As socialists, we know that changing language will not change the most important aspects of social reality. For instance, the changes needed to deliver decent chances for disabled people will come from fighting for a society which isn’t run in the interests of profit, which provides proper facilities and so forth, not from deciding which term is the best to describe them.

But this does not mean to say that language is not important at all. Part of the fight against sexism in the trade union movement has been changing the terms used. “Chairman” carries a certain expectation which we want to change. And even more important has been the fight against abusive or patronising language used to describe women and black people or other racially oppressed groups. Such language reinforces their oppressed position.

Trotsky took the question of language very seriously. He welcomed some of the new terms thrown up by the revolution and looked forward to a creative fusion of old and new forms. He fought for clarity above all: “Language is the instrument of thought”. This phrase is very telling. The origins of exploitation and oppression may not lie in language but language contributes to shaping attitudes. That is why Trotsky and Lenin fought against rudeness when it reflected contempt by someone in a privileged position.

Target

Trotsky fought against the tendency in the Red Army to revert to the old Tsarist habit whereby officers could use the familiar of “you” (like the French “tu”) while those in the ranks were expected to use the formal version. “Of course the polite and familiar forms are only matters of convention, but definite human relationships are expressed in this convention”.

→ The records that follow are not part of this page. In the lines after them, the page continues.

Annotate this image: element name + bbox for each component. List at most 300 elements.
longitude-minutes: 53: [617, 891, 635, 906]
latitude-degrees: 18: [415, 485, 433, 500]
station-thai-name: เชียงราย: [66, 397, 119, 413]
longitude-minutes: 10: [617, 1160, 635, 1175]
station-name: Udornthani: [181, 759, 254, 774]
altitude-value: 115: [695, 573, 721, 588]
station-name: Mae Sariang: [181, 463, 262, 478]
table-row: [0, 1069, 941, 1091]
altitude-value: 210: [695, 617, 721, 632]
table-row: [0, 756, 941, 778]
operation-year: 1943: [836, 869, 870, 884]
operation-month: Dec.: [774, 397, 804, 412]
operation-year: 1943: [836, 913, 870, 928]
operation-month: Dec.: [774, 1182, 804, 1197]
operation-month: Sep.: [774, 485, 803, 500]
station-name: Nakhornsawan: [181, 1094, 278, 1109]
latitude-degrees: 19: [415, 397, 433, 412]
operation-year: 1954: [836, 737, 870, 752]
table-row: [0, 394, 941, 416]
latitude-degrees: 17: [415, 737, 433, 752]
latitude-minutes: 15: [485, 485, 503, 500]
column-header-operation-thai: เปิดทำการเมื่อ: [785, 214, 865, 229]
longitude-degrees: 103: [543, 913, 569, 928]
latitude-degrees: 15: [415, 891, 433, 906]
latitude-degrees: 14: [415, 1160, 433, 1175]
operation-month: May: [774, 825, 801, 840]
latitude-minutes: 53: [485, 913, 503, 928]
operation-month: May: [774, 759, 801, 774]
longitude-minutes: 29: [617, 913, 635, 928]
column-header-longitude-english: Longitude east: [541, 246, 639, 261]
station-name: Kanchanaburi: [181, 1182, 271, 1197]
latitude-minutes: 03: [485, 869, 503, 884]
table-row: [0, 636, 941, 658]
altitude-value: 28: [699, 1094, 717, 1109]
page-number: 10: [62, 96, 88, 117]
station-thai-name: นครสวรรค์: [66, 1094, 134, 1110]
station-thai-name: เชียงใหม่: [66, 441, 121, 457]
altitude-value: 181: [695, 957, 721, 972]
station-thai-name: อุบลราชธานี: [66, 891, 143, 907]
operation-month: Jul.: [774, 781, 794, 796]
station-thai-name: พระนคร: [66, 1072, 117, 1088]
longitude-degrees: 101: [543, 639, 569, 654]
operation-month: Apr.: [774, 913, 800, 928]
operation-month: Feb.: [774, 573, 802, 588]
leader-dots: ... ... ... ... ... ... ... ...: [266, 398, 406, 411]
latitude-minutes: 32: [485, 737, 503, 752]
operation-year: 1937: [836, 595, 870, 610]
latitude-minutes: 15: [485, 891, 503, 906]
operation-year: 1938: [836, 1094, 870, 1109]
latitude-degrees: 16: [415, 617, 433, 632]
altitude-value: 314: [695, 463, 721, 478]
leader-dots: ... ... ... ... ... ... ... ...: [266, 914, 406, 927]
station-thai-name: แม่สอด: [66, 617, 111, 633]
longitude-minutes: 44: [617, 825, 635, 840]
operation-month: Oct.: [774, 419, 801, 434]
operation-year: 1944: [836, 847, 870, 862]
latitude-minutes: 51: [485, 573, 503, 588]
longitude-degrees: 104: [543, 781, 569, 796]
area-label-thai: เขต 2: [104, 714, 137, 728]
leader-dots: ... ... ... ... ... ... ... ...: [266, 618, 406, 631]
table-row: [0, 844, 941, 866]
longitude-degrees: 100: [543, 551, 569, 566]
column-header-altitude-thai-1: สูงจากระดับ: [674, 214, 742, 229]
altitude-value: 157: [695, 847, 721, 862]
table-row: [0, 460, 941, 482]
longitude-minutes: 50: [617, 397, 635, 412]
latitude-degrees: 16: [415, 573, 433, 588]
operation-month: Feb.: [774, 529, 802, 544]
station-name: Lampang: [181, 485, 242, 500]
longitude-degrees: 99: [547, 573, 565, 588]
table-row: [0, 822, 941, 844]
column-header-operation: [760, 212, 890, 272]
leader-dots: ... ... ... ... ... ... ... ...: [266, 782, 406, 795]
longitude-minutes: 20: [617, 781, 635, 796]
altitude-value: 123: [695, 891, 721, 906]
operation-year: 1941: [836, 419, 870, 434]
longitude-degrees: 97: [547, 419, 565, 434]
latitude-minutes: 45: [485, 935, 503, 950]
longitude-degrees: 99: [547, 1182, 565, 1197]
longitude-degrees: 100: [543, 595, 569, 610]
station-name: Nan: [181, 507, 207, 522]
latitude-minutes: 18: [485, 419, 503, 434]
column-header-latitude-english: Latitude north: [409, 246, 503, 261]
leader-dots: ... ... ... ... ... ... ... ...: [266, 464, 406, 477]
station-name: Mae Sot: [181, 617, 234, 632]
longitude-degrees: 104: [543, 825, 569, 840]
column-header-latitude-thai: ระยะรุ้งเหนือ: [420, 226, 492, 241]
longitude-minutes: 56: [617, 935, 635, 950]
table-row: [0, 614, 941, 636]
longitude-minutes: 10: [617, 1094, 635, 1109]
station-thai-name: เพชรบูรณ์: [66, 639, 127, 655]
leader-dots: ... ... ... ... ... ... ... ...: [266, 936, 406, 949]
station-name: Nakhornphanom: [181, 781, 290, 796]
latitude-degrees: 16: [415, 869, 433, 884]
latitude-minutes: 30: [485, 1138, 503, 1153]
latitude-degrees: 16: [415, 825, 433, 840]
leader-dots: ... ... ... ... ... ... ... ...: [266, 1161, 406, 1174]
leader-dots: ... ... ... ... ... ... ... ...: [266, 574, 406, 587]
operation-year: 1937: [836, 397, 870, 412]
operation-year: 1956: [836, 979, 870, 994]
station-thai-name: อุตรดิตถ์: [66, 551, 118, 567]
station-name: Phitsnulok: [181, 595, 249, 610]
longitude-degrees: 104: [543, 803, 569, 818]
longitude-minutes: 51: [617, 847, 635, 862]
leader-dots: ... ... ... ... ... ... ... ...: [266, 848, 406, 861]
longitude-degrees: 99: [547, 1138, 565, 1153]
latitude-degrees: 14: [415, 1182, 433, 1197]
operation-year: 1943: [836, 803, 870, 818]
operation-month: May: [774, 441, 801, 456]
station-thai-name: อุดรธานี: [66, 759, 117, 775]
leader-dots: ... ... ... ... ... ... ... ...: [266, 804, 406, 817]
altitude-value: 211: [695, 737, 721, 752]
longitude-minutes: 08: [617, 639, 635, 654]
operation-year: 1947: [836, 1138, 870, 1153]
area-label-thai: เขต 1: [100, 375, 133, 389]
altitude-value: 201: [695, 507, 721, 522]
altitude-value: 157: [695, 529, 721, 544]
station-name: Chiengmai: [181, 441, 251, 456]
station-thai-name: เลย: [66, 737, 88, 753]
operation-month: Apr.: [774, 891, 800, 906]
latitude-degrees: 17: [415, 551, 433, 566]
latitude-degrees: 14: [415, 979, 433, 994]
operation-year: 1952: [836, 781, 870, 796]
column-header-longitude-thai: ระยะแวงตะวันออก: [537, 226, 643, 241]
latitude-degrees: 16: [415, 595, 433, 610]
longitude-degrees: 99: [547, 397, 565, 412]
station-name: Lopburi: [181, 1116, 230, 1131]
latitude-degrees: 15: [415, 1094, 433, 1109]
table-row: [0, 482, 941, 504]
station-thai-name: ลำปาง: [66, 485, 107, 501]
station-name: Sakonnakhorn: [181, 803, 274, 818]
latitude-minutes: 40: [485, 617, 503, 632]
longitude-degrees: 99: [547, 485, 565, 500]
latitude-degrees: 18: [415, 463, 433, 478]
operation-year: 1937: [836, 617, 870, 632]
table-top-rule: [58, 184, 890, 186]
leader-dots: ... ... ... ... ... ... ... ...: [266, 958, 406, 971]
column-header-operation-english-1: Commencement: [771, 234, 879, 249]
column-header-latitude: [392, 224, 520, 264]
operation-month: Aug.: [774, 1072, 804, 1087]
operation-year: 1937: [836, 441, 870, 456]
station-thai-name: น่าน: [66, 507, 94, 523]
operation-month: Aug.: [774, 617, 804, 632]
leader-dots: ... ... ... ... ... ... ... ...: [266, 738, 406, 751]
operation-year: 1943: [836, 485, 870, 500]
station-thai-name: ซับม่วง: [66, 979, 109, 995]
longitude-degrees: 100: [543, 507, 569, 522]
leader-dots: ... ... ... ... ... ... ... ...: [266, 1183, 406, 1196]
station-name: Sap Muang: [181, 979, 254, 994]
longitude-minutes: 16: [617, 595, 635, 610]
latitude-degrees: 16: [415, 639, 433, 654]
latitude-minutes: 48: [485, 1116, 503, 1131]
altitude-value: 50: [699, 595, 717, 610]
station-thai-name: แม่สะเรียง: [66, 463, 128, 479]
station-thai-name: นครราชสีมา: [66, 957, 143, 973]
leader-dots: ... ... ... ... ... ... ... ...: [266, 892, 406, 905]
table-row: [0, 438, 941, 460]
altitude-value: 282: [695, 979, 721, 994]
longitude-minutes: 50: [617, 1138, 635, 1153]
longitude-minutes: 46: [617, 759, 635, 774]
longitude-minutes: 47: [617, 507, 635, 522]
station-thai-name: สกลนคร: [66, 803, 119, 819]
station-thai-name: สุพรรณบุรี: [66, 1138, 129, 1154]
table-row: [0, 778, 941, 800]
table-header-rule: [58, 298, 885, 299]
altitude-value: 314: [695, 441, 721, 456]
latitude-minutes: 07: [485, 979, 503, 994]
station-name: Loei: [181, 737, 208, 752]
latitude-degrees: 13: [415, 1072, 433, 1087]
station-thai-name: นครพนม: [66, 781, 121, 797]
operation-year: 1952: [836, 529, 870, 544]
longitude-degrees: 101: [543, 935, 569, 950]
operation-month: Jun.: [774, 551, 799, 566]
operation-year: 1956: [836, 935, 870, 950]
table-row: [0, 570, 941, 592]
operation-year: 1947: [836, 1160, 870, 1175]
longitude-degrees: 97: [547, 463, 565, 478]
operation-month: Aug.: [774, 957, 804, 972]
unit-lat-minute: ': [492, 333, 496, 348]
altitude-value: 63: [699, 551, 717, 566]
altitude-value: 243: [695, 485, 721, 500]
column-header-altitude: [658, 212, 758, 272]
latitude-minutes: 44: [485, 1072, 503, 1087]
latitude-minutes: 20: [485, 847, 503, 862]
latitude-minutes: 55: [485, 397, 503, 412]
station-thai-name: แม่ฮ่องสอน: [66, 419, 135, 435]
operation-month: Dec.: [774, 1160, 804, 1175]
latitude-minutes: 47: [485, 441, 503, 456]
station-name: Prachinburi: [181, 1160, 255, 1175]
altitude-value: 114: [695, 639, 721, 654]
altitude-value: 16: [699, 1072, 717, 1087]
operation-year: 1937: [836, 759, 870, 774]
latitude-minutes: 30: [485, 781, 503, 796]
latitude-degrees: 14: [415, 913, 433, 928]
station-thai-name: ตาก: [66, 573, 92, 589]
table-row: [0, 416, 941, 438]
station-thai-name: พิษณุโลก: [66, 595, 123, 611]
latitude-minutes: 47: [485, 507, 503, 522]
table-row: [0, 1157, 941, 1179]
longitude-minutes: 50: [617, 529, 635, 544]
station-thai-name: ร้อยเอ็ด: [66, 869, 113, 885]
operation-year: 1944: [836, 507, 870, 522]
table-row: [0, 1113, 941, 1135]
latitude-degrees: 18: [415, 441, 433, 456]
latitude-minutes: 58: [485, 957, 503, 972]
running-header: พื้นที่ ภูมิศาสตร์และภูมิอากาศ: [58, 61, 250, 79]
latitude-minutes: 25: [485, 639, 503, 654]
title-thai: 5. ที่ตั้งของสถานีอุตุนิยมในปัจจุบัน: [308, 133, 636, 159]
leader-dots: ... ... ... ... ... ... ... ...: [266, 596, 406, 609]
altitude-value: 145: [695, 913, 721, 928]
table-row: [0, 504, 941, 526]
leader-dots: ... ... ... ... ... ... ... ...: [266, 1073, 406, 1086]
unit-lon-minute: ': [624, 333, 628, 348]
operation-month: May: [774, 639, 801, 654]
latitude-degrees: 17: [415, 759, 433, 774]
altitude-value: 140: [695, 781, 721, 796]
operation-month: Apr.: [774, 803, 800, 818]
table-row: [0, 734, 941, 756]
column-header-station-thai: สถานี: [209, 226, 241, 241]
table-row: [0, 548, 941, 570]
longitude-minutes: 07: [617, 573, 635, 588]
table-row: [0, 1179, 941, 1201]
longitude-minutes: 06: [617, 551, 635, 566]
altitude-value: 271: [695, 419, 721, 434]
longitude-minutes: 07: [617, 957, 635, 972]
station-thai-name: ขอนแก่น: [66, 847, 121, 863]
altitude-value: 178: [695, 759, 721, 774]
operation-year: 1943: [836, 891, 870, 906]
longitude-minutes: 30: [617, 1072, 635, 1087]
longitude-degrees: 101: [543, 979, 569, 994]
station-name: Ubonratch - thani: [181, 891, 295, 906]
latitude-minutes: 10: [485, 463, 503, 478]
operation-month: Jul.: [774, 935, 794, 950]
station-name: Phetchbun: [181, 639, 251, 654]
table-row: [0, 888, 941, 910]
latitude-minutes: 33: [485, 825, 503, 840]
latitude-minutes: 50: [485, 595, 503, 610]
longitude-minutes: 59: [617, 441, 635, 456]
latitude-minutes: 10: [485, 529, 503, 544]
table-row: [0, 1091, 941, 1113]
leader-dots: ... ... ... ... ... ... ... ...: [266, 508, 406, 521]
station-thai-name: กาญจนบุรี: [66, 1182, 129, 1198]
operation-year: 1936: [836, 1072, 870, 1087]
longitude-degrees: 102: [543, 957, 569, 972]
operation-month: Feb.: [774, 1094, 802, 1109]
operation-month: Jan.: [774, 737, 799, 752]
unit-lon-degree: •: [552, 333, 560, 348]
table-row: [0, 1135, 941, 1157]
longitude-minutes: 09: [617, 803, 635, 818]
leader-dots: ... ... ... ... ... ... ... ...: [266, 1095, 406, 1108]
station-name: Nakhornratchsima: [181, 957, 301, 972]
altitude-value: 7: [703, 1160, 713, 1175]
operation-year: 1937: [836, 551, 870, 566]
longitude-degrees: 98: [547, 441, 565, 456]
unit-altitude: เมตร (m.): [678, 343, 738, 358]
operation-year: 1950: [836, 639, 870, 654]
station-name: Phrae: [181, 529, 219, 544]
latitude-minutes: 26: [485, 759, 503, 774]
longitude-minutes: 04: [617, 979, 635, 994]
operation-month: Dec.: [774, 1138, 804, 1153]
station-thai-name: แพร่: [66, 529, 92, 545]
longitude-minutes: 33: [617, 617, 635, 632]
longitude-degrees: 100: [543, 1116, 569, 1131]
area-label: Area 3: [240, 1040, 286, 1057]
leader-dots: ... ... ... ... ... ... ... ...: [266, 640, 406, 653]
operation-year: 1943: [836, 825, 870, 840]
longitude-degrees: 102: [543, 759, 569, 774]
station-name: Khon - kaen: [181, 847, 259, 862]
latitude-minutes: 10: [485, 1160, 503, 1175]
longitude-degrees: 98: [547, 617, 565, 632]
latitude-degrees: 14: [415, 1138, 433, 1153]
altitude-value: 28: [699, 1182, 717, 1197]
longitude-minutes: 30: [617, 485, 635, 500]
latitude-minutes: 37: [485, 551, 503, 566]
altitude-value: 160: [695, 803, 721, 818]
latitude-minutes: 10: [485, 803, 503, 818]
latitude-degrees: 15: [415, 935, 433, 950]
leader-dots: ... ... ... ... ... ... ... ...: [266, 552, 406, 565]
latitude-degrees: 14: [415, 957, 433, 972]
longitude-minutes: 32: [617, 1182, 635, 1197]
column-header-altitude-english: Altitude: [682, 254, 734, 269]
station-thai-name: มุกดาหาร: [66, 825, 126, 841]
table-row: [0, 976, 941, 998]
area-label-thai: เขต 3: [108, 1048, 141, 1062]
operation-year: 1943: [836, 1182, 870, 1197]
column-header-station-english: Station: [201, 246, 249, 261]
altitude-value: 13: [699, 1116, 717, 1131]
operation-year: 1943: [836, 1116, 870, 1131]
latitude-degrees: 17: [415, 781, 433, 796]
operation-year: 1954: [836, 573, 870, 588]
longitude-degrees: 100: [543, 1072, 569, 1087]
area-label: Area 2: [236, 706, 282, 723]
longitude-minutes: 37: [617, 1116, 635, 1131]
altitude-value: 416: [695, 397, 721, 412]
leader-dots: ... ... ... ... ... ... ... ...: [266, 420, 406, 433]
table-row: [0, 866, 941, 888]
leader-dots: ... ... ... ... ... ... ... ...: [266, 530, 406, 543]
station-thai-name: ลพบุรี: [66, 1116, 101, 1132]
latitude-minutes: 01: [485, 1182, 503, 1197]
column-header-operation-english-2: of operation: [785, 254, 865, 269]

Positive discrimination, known as affirmative action in the USA, is generating the most controversy at present. It has become a prime target of the anti-PC campaign.

Livelihoods and life chances are at stake. Whenever bosses and managers cut jobs or training programmes workers will be left competing for limited opportunities. Selection is never fair under capitalism. But in order to appear fair, capitalism provides—and continually recreates—prejudices to justify unequal treatment, appealing to one section against another. Usually, the bosses turn on those already suffering discrimination. This used to happen with policies of “women out first”, for instance.

Modern managers are quite capable of using equal opportunities policies to foster divisions. “Well of course you deserved it” a manager whispers to a worker who fails to get a promotion or regrading, “but in the current climate of course the women/black candidates have to get the preference”. This insidious divide and rule ploy has to be fought head on—most obviously through a united fight for better conditions and pay for all.

Programme

But our programme should also encompass policies to combat inequalities, including where necessary “positive discrimination”, and to right wrongs that are the product of oppression. Socialists try to unite all sections of the working class in fighting for the necessary resources to deliver these reforms. At the same time we point out that such measures will not eliminate oppression until its root—capitalist society—is overthrown. But the working class will not win its oppressed members for this battle if it does not take such issues seriously. “Wait for socialism” is no answer to give to the black student who sees an array of white staff running the college or the black railworker who sees all the cabins occupied by white drivers.

The politics of Political Correctness has become at best an inadequate and pale reflection of the thoroughgoing fight needed to uproot inequality. At its worst it is muddleheaded and misleads workers and young people in how to fight oppression. But its weaknesses should not prevent us fighting for an effective programme to combat oppression and exploitation and to see off the reactionary offensive that lies behind the attack on “Political Correctness” on both sides of the Atlantic.